Medhavi 1.5 gives them four modes, context-aware AI, retrieval practice, case studies, and a new kind of assignment that develops the reasoning capacities that matter after the course ends.
It gives Professor Bear visibility into which concepts are not landing and which modes learners are reaching for.
It gives the institution outcome data — not engagement proxies — that reflects whether learning is actually happening.
And it builds the data foundation that makes the adaptive version possible.

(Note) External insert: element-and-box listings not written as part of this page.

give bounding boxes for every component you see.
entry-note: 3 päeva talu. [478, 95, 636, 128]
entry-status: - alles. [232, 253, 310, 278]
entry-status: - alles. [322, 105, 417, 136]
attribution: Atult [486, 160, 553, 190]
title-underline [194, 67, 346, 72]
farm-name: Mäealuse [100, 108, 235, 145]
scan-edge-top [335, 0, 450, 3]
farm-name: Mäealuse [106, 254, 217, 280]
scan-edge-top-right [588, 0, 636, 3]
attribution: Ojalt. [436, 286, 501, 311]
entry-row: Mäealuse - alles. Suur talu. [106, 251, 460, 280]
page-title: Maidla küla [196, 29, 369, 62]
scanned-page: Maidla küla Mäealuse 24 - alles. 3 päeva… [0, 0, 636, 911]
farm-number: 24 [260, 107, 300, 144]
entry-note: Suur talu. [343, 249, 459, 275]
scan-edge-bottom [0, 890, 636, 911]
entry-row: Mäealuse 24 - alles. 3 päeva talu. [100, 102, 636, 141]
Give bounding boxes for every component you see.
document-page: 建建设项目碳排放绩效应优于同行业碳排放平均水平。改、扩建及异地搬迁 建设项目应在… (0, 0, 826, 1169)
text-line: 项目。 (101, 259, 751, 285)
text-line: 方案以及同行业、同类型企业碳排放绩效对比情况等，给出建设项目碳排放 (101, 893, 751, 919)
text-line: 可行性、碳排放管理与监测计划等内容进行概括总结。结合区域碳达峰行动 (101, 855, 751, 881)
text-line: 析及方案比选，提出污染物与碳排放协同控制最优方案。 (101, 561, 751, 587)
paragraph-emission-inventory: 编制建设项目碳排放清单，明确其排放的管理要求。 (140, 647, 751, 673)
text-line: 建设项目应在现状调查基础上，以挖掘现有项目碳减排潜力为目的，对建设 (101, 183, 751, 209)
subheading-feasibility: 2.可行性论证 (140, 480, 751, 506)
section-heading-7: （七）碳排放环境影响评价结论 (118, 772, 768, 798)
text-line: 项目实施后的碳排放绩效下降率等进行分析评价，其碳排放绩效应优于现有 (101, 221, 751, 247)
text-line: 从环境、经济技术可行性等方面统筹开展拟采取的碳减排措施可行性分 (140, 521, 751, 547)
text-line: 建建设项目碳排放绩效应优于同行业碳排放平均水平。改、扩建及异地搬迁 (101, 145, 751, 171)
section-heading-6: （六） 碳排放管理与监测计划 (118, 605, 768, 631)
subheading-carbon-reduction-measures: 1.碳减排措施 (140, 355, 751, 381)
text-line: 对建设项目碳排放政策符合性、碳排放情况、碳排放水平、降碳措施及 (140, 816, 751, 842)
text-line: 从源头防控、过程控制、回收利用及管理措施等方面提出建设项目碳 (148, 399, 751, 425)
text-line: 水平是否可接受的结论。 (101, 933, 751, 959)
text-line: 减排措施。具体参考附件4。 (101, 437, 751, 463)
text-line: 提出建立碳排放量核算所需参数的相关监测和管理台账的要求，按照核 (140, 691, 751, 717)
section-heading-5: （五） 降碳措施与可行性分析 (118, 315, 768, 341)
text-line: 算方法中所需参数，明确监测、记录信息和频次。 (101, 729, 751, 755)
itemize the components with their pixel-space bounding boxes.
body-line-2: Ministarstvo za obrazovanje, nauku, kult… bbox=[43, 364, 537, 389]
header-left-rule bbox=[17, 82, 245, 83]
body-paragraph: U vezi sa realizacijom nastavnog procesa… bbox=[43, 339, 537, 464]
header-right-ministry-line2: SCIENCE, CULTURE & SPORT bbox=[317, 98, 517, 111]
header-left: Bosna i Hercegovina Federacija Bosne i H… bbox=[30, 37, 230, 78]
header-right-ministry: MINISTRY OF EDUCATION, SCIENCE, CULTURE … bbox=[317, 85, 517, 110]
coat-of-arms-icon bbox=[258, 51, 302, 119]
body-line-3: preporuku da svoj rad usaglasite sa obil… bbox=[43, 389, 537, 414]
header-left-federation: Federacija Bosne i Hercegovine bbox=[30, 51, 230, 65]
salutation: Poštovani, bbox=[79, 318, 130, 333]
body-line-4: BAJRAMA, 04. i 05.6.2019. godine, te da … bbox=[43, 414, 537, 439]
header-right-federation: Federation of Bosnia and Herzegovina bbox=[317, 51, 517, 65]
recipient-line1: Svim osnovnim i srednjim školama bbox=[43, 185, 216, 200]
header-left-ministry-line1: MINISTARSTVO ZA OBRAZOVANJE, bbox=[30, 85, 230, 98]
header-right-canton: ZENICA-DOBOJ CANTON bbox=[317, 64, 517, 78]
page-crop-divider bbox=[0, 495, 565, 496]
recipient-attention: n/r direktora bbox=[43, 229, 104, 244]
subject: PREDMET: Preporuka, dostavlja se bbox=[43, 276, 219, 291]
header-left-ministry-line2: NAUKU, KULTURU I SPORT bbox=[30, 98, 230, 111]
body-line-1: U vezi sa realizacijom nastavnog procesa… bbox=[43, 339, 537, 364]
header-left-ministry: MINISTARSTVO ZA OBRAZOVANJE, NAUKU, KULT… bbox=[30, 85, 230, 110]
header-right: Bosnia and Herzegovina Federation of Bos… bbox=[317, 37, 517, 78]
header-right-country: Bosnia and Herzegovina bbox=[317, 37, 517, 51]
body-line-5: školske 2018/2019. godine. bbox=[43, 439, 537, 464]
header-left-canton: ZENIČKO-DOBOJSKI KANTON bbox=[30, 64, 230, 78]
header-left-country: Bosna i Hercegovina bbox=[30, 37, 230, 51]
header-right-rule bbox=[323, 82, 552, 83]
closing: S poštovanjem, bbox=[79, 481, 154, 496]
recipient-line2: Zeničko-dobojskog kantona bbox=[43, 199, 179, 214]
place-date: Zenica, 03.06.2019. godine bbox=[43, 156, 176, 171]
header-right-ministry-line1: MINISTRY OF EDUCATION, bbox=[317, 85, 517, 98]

The bandit cannot arrive on an empty database.
Summary Table
| Feature | Medhavi 1.0 | Medhavi 1.5 |
|---|---|---|
| AI modes | 1 (Ask AI) | 4 (Ask AI, Case Study, Quiz Me, Glimmer) |
| Context awareness | None | Section-level (concept node) |
| Mode selection | None | Learner-chosen |
| Case studies | None | Pre-generated, Professor Bear approved |
| Retrieval practice | None | FSRS-scheduled, concept-anchored |
| Glimmer assignments | None | Creative, non-trivial, AI-reviewed |
| Term project | None | Emerges from glimmer composition |
| Signal logging | Engagement only (PostHog) | Learning signals per concept node |
| Instructor view | None | Mode usage, retrieval accuracy, glimmer grading |
| Learner portfolio | None | Glimmer history, term project progress |
| Content review | None | Professor Bear approves all cases and glimmers |
| Bandit | None | Not in 1.5 — data collected for 2.0 |
| Live course risk | Running | None — parallel build on AWS |
What Gets Built, By Whom
Claude Code builds
- Supabase schema (all tables, indexes)
- Auth extension (scoped JWTs for textbook subdomains)
- Textbook event listener (postMessage, section tracking)
- Section Context Resolver (concept node lookup)
- Learner Profile (expertise estimates, session history)
- Prompt Registry (versioned AI prompts per mode)
- AI Orchestration Layer (four modes, streaming)
- Retrieval Question Generator (FSRS scheduling)
- Pre-generation scripts (cases and glimmer scaffolds)
- Mode selector UI (four buttons, availability logic)
- Glimmer panel (writing space, submission, AI evaluator)
- Term project reveal (threshold detection, portfolio view)
- Admin interfaces (case review, glimmer review, submission grading)
- Instructor dashboard (mode usage, retrieval accuracy, pending grades)
- Learner portfolio (glimmer history, term project progress)
Professor Bear builds
- Cancer textbook concept node map (every chapter and section: canonical name, aliases, prerequisites)
- Term project briefs (what the learner is building across the course — before glimmers are designed)
- Glimmer entry points (selecting the specific detail that activates inquiry from AI-generated candidates)
- AI prompts for all four modes (via PEDAGOGUE interview tool → reviewed in context)
- Case study approvals (reading and editing CAZE-generated cases for chapters 1–3 before launch)
- Validation of FSRS intervals (the right spacing for a clinical course cohort)
- First session review (are the signals meaningful? are the glimmer submissions creative proposals or literature reviews in disguise?)
The ratio: 13 Claude Code tasks, 11 Professor Bear tasks.
The content layer is irreducibly human. The engineering layer is not.